Friday, February 17, 2012
As I seem to have mentioned at least a few times we were all sick last week. And when children are sick, as you well know, it means getting up 1,253 times a night despite how the parents are feeling.
So a few nights ago, at 2.30am the Boy calls to me for water and I head off on one of my many treks to the kids’ room. He guzzles his water, and I realize he has a temperature of 39.8°C (103.6°F) which explains his delirium. As I’m giving him a fever reducer he turns to me, eyes still closed, asleep, one would presume, and says to me: “Mama, I’m a bird, you know? A big, strong bird. Like that famous eagle.”
A few weeks ago, in Houston, we went to the Zoo. And we saw a rather large bald eagle.
As I showed the bird to the boy, I explained that that bird was pretty special because it was on the seal of the President of the United States of America. (I'm trying to teach give him some sense of american-ness without boring him into hating it.)
So there you have it, he really does listen to me when I talk. My Boy, the Eagle.
Tuesday, February 14, 2012
Hello dear friends, welcome to coffee.
I’m finally, slowly, starting to get back in the swing of things… kind of. Although I still can’t get my mind to wrap around the idea of all that snow out there.

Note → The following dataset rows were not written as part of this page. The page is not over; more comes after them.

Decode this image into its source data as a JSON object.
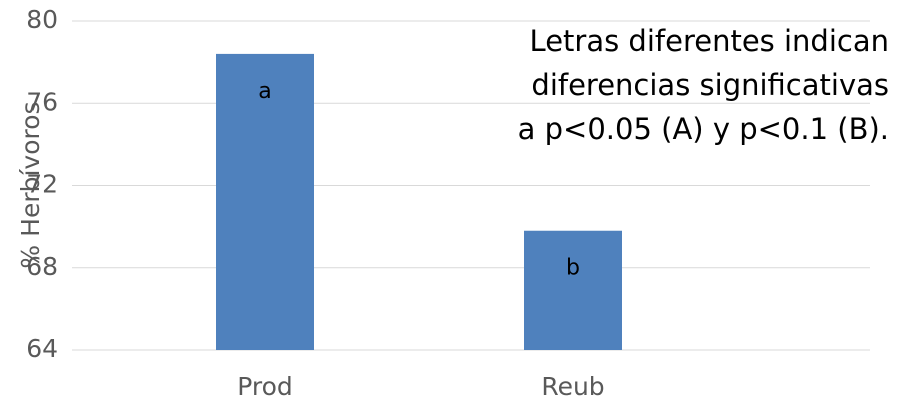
{
  "chart_data": {
    "type": "bar",
    "ylabel": "% Herbívoros",
    "categories": [
      "Prod",
      "Reub"
    ],
    "values": [
      78.4,
      69.8
    ],
    "color": "#4f81bd",
    "bar_labels": [
      "a",
      "b"
    ],
    "annotation": [
      "Letras diferentes indican",
      "diferencias significativas",
      "a p<0.05 (A) y p<0.1 (B)."
    ],
    "ylim": [
      64,
      80
    ],
    "yticks": [
      64,
      68,
      72,
      76,
      80
    ],
    "grid": true
  }
}
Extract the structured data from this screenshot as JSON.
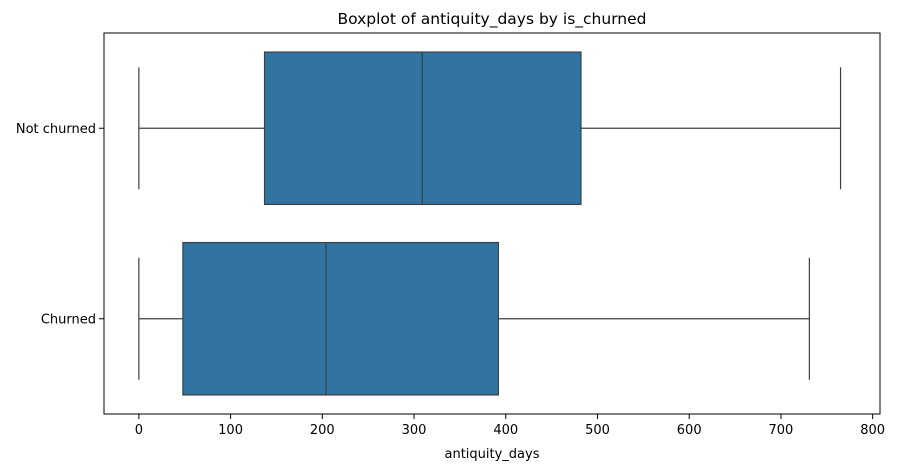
{
  "chart_data": {
    "type": "boxplot",
    "title": "Boxplot of antiquity_days by is_churned",
    "xlabel": "antiquity_days",
    "ylabel": "",
    "orientation": "horizontal",
    "xlim": [
      -38,
      808
    ],
    "x_ticks": [
      0,
      100,
      200,
      300,
      400,
      500,
      600,
      700,
      800
    ],
    "categories": [
      "Not churned",
      "Churned"
    ],
    "box_color": "#3274a1",
    "line_color": "#3f3f3f",
    "boxes": [
      {
        "category": "Not churned",
        "whisker_low": 0,
        "q1": 137,
        "median": 309,
        "q3": 482,
        "whisker_high": 765
      },
      {
        "category": "Churned",
        "whisker_low": 0,
        "q1": 48,
        "median": 204,
        "q3": 392,
        "whisker_high": 731
      }
    ],
    "grid": false,
    "legend": "none"
  }
}
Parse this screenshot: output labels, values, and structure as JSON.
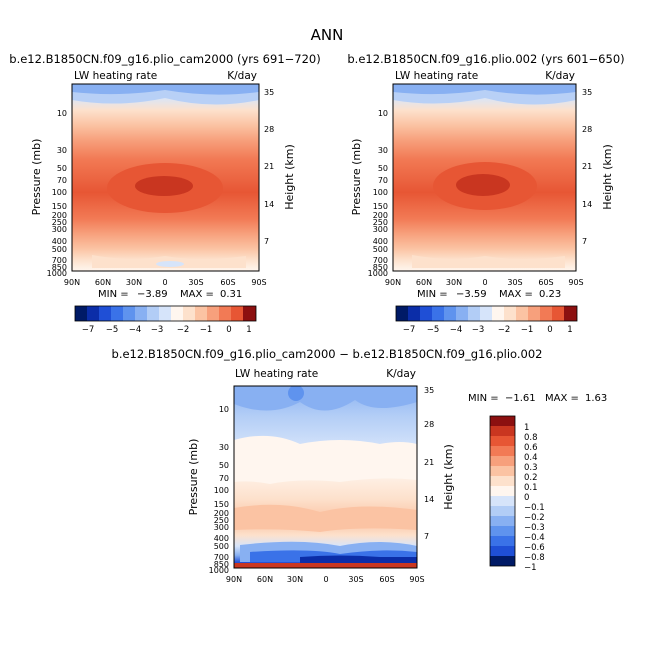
{
  "page_title": "ANN",
  "colors": {
    "neg": [
      "#001a66",
      "#0b2da8",
      "#1f4fd6",
      "#3a72e8",
      "#5f93ee",
      "#88b0f2",
      "#b2cdf6",
      "#d6e4fa"
    ],
    "pos": [
      "#fff6ef",
      "#fde1cc",
      "#fbc3a3",
      "#f7a07c",
      "#f27a55",
      "#e75634",
      "#c93620",
      "#8c1010"
    ]
  },
  "chart_data": [
    {
      "id": "panel1",
      "type": "contour",
      "title": "b.e12.B1850CN.f09_g16.plio_cam2000 (yrs 691−720)",
      "variable_label": "LW heating rate",
      "units": "K/day",
      "xlabel": "",
      "ylabel": "Pressure (mb)",
      "y2label": "Height (km)",
      "x_ticks": [
        "90N",
        "60N",
        "30N",
        "0",
        "30S",
        "60S",
        "90S"
      ],
      "y_ticks": [
        "10",
        "30",
        "50",
        "70",
        "100",
        "150",
        "200",
        "250",
        "300",
        "400",
        "500",
        "700",
        "850",
        "1000"
      ],
      "y2_ticks": [
        "35",
        "28",
        "21",
        "14",
        "7"
      ],
      "min_label": "MIN = ",
      "min_value": "−3.89",
      "max_label": "MAX = ",
      "max_value": "0.31",
      "colorbar": {
        "levels": [
          "−7",
          "−6",
          "−5",
          "−4",
          "−3",
          "−2",
          "−1",
          "0",
          "1"
        ],
        "labels": [
          "−7",
          "−5",
          "−4",
          "−3",
          "−2",
          "−1",
          "0",
          "1"
        ]
      }
    },
    {
      "id": "panel2",
      "type": "contour",
      "title": "b.e12.B1850CN.f09_g16.plio.002 (yrs 601−650)",
      "variable_label": "LW heating rate",
      "units": "K/day",
      "xlabel": "",
      "ylabel": "Pressure (mb)",
      "y2label": "Height (km)",
      "x_ticks": [
        "90N",
        "60N",
        "30N",
        "0",
        "30S",
        "60S",
        "90S"
      ],
      "y_ticks": [
        "10",
        "30",
        "50",
        "70",
        "100",
        "150",
        "200",
        "250",
        "300",
        "400",
        "500",
        "700",
        "850",
        "1000"
      ],
      "y2_ticks": [
        "35",
        "28",
        "21",
        "14",
        "7"
      ],
      "min_label": "MIN = ",
      "min_value": "−3.59",
      "max_label": "MAX = ",
      "max_value": "0.23",
      "colorbar": {
        "levels": [
          "−7",
          "−6",
          "−5",
          "−4",
          "−3",
          "−2",
          "−1",
          "0",
          "1"
        ],
        "labels": [
          "−7",
          "−5",
          "−4",
          "−3",
          "−2",
          "−1",
          "0",
          "1"
        ]
      }
    },
    {
      "id": "panel3",
      "type": "contour",
      "title": "b.e12.B1850CN.f09_g16.plio_cam2000 − b.e12.B1850CN.f09_g16.plio.002",
      "variable_label": "LW heating rate",
      "units": "K/day",
      "xlabel": "",
      "ylabel": "Pressure (mb)",
      "y2label": "Height (km)",
      "x_ticks": [
        "90N",
        "60N",
        "30N",
        "0",
        "30S",
        "60S",
        "90S"
      ],
      "y_ticks": [
        "10",
        "30",
        "50",
        "70",
        "100",
        "150",
        "200",
        "250",
        "300",
        "400",
        "500",
        "700",
        "850",
        "1000"
      ],
      "y2_ticks": [
        "35",
        "28",
        "21",
        "14",
        "7"
      ],
      "min_label": "MIN = ",
      "min_value": "−1.61",
      "max_label": "MAX = ",
      "max_value": "1.63",
      "colorbar": {
        "labels": [
          "1",
          "0.8",
          "0.6",
          "0.4",
          "0.3",
          "0.2",
          "0.1",
          "0",
          "−0.1",
          "−0.2",
          "−0.3",
          "−0.4",
          "−0.6",
          "−0.8",
          "−1"
        ]
      }
    }
  ]
}
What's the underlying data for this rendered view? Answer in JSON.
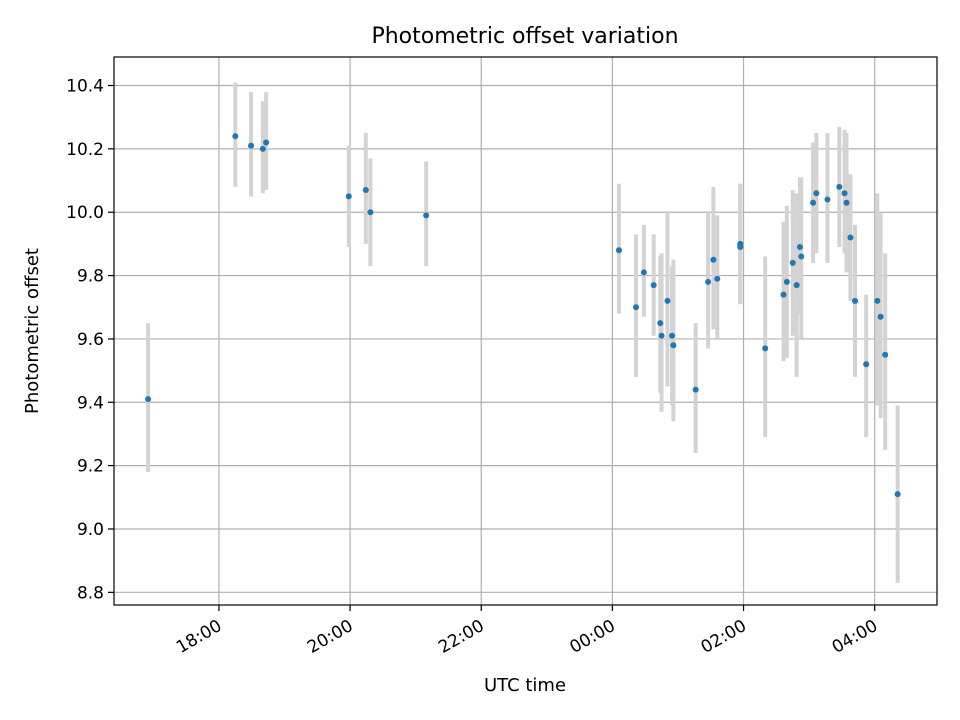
{
  "chart_data": {
    "type": "scatter",
    "title": "Photometric offset variation",
    "xlabel": "UTC time",
    "ylabel": "Photometric offset",
    "x_unit": "hours (UTC, relative to 00:00 of second day)",
    "xlim": [
      -7.6,
      4.95
    ],
    "ylim": [
      8.76,
      10.49
    ],
    "grid": true,
    "legend": "none",
    "colors": {
      "point": "#1f77b4",
      "errorbar": "#d3d3d3",
      "grid": "#b0b0b0"
    },
    "x_ticks": [
      {
        "value": -6,
        "label": "18:00"
      },
      {
        "value": -4,
        "label": "20:00"
      },
      {
        "value": -2,
        "label": "22:00"
      },
      {
        "value": 0,
        "label": "00:00"
      },
      {
        "value": 2,
        "label": "02:00"
      },
      {
        "value": 4,
        "label": "04:00"
      }
    ],
    "y_ticks": [
      {
        "value": 8.8,
        "label": "8.8"
      },
      {
        "value": 9.0,
        "label": "9.0"
      },
      {
        "value": 9.2,
        "label": "9.2"
      },
      {
        "value": 9.4,
        "label": "9.4"
      },
      {
        "value": 9.6,
        "label": "9.6"
      },
      {
        "value": 9.8,
        "label": "9.8"
      },
      {
        "value": 10.0,
        "label": "10.0"
      },
      {
        "value": 10.2,
        "label": "10.2"
      },
      {
        "value": 10.4,
        "label": "10.4"
      }
    ],
    "points": [
      {
        "x": -7.08,
        "y": 9.41,
        "lo": 9.18,
        "hi": 9.65
      },
      {
        "x": -5.75,
        "y": 10.24,
        "lo": 10.08,
        "hi": 10.41
      },
      {
        "x": -5.51,
        "y": 10.21,
        "lo": 10.05,
        "hi": 10.38
      },
      {
        "x": -5.33,
        "y": 10.2,
        "lo": 10.06,
        "hi": 10.35
      },
      {
        "x": -5.28,
        "y": 10.22,
        "lo": 10.07,
        "hi": 10.38
      },
      {
        "x": -4.02,
        "y": 10.05,
        "lo": 9.89,
        "hi": 10.21
      },
      {
        "x": -3.76,
        "y": 10.07,
        "lo": 9.9,
        "hi": 10.25
      },
      {
        "x": -3.69,
        "y": 10.0,
        "lo": 9.83,
        "hi": 10.17
      },
      {
        "x": -2.84,
        "y": 9.99,
        "lo": 9.83,
        "hi": 10.16
      },
      {
        "x": 0.1,
        "y": 9.88,
        "lo": 9.68,
        "hi": 10.09
      },
      {
        "x": 0.36,
        "y": 9.7,
        "lo": 9.48,
        "hi": 9.93
      },
      {
        "x": 0.48,
        "y": 9.81,
        "lo": 9.67,
        "hi": 9.96
      },
      {
        "x": 0.63,
        "y": 9.77,
        "lo": 9.61,
        "hi": 9.93
      },
      {
        "x": 0.73,
        "y": 9.65,
        "lo": 9.43,
        "hi": 9.86
      },
      {
        "x": 0.75,
        "y": 9.61,
        "lo": 9.37,
        "hi": 9.87
      },
      {
        "x": 0.84,
        "y": 9.72,
        "lo": 9.45,
        "hi": 10.0
      },
      {
        "x": 0.91,
        "y": 9.61,
        "lo": 9.39,
        "hi": 9.83
      },
      {
        "x": 0.93,
        "y": 9.58,
        "lo": 9.34,
        "hi": 9.85
      },
      {
        "x": 1.27,
        "y": 9.44,
        "lo": 9.24,
        "hi": 9.65
      },
      {
        "x": 1.46,
        "y": 9.78,
        "lo": 9.57,
        "hi": 10.0
      },
      {
        "x": 1.54,
        "y": 9.85,
        "lo": 9.63,
        "hi": 10.08
      },
      {
        "x": 1.6,
        "y": 9.79,
        "lo": 9.6,
        "hi": 9.99
      },
      {
        "x": 1.95,
        "y": 9.9,
        "lo": 9.71,
        "hi": 10.09
      },
      {
        "x": 1.95,
        "y": 9.89,
        "lo": 9.71,
        "hi": 10.07
      },
      {
        "x": 2.33,
        "y": 9.57,
        "lo": 9.29,
        "hi": 9.86
      },
      {
        "x": 2.61,
        "y": 9.74,
        "lo": 9.53,
        "hi": 9.97
      },
      {
        "x": 2.66,
        "y": 9.78,
        "lo": 9.54,
        "hi": 10.02
      },
      {
        "x": 2.75,
        "y": 9.84,
        "lo": 9.61,
        "hi": 10.07
      },
      {
        "x": 2.81,
        "y": 9.77,
        "lo": 9.48,
        "hi": 10.06
      },
      {
        "x": 2.86,
        "y": 9.89,
        "lo": 9.68,
        "hi": 10.11
      },
      {
        "x": 2.88,
        "y": 9.86,
        "lo": 9.6,
        "hi": 10.11
      },
      {
        "x": 3.06,
        "y": 10.03,
        "lo": 9.84,
        "hi": 10.22
      },
      {
        "x": 3.11,
        "y": 10.06,
        "lo": 9.87,
        "hi": 10.25
      },
      {
        "x": 3.28,
        "y": 10.04,
        "lo": 9.84,
        "hi": 10.25
      },
      {
        "x": 3.46,
        "y": 10.08,
        "lo": 9.89,
        "hi": 10.27
      },
      {
        "x": 3.54,
        "y": 10.06,
        "lo": 9.87,
        "hi": 10.26
      },
      {
        "x": 3.57,
        "y": 10.03,
        "lo": 9.81,
        "hi": 10.25
      },
      {
        "x": 3.63,
        "y": 9.92,
        "lo": 9.72,
        "hi": 10.12
      },
      {
        "x": 3.7,
        "y": 9.72,
        "lo": 9.48,
        "hi": 9.96
      },
      {
        "x": 3.87,
        "y": 9.52,
        "lo": 9.29,
        "hi": 9.74
      },
      {
        "x": 4.04,
        "y": 9.72,
        "lo": 9.39,
        "hi": 10.06
      },
      {
        "x": 4.09,
        "y": 9.67,
        "lo": 9.35,
        "hi": 10.0
      },
      {
        "x": 4.16,
        "y": 9.55,
        "lo": 9.25,
        "hi": 9.87
      },
      {
        "x": 4.35,
        "y": 9.11,
        "lo": 8.83,
        "hi": 9.39
      }
    ]
  }
}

And yes, I know it started snowing late this year, and I avoided most of winter due to my month and a half long vacation in Houston, and I also shouldn’t complain since I just wrote the words “month and a half” and “vacation” in the same sentence, but seriously, enough with the snow. I’m pretty sure my friend Bridget, who lives in Alaska and can be found writing an extremely funny blog under several feet of snow for at least five months out of the year, definitely thinks I’m a wimp. But I have had enough. Enough.
This whole weather antagonism I’m feeling right now is likely due to the fact that our entire household was felled by the flu this weekend. The kids started it (don’t they always?!) with vomit-fest 2012 last Tuesday, then inexplicably high temperatures, an ear infection, then the nanny and the husband started feeling ill and by Friday I threw in the hatchet and declared our house officially a plague zone.
Of course the kids are feeling better now, and have recovered all of their energy, which means they will no longer sit quietly in front of the tv all day whilst I nurse my sinus infection and fever so my wonderful mother in law came down from Milan yesterday and has officially taken over child entertainment and general care duties. This warrants a big round of applause for mother in laws. Thank you.
So, if we were really having coffee today… well luckily we’re having it over the internet so I’m not spreading any germs.
Oh, and Happy Valentine’s day! I’m not feeling very Valentine-y myself today, though I did get some nice red roses from the Husband. He got some Ugg slipper/shoe type moccasins. And that’s as far as we’re going in the “celebration of our love” today since we’d just be sneezing all over each other and generally spreading cooties otherwise. Though we do have tentative plans to go out to dinner this weekend sans kids, cause that’s what Valentine’s day is really all about for parents, just a good excuse to have a quiet meal with no children in the vicinity.
Valentine’s day also means that the Boy’s birthday is right around the corner… and this means that I have to figure out what to do about it. We have tentative plans for a small party on Saturday, which will probably be a costume party as carnival time is here and it’s a pretty big deal in Italy. In fact tomorrow there’s the carnival party at their preschool and daycare but they’re both going to miss them due to the plague that has befallen us. Although the Boy’s been wearing his Spiderman costume non-stop for the past week, so he’s fully in the carnival spirit already.
That’s all the news from here, I’m going to go play dead in bed for a bit now cause I just poured all the meager energy reserves I had left in this sorry excuse for a coffee post. Thanks for stopping by, and for ignoring the tissues strewn all over the place!